Subject: Re: make update hell
To: Nathan J. Williams <nathanw@wasabisystems.com>
From: Alistair Crooks <agc@pkgsrc.org>
List: tech-pkg
Date: 10/15/2004 23:27:04
On Fri, Oct 15, 2004 at 06:13:48PM -0400, Nathan J. Williams wrote:
> Alistair Crooks <agc@pkgsrc.org> writes:
> 
> > Having said all that about the holistic view, I also believe that
> > package views work perfectly with shared libraries - in fact, that's
> > one area in which I believe they excel.
> 
> pkgviews seems like a decent mechanism for having libfoo1.2 and
> libfoo1.3, but much of the complaint I see in this thread is packages
> demanding libfoo1.3 when they don't need it. In that respect, pkgview
> will make things nicer, but only by papering over the underlying
> problem.

If you mean that the underlying problem is the SONAME that's burned
into the ELF executable using the major version, I'm not sure there's
much that can be done without defining a new linking format, and
migrating everyone (not just NetBSD) to that.  Not that I'd stop in
anyone's way if they did that, but I've enough grey hairs already, and
will be probably have turned up my toes when the ffs clocks roll over.

If you're talking about the open-ended dependency problem in pkgsrc, I
thought we'd fixed that for binary packages when we added the @blddep
stuff to pkg_add, but I see that others are less enamoured with that
recently (although I don't really understand what they're complaining
about).  If it's the open-ended dependency problem when building from
source, well, yes, that's a problem, mitigated by the various
RECOMMENDED defs that we've added.

We've started to record the shared lib "PROVIDES" and "REQUIRES" now
in binary packages, so maybe we can look to use that, and trust to
everyone being good citizens when changing ABIs and major numbers.

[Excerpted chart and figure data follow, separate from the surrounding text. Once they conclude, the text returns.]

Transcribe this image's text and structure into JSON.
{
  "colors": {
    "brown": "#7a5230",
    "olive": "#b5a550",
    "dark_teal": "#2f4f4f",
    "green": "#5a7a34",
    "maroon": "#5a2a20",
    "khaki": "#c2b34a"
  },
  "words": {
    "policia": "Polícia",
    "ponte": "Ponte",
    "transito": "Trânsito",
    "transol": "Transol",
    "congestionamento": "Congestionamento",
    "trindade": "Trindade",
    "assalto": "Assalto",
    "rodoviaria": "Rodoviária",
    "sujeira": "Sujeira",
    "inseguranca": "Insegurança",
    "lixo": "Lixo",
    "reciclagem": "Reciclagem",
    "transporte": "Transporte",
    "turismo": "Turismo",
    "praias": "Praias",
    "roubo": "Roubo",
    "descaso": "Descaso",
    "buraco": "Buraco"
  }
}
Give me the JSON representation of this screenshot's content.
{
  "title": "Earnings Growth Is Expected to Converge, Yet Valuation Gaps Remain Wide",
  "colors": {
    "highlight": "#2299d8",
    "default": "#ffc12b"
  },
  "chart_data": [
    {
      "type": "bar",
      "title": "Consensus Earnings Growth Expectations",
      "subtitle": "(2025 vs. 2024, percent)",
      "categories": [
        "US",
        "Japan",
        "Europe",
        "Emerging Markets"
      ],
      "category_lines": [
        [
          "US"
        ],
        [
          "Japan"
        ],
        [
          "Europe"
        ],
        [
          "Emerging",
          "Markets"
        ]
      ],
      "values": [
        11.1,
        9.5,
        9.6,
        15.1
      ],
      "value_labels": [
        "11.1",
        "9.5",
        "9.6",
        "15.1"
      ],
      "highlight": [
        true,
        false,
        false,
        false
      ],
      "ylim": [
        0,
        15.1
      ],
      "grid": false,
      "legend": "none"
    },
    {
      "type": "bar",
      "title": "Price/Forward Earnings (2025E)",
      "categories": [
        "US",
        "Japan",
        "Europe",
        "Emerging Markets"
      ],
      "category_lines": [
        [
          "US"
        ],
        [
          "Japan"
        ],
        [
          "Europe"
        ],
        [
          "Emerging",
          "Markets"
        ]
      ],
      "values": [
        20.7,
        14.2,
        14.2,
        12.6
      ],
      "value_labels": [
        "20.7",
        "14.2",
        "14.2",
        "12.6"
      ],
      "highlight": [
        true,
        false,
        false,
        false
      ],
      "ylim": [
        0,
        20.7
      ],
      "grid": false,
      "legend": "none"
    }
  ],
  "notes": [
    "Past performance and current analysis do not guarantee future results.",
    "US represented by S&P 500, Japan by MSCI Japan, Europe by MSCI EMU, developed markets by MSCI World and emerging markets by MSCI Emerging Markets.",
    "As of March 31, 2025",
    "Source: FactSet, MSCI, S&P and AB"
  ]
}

And package views make it easier to use different versions of the
shared libraries, since deleting a package from the default view is
simply a removal of a symlink farm.  The package stays where it is, in
the depot, and there's nothing to worry about; the link farm can
easily be recreated if desired.  Binary package maintenance becomes
very cheap.

What do you see as being the underlying problem?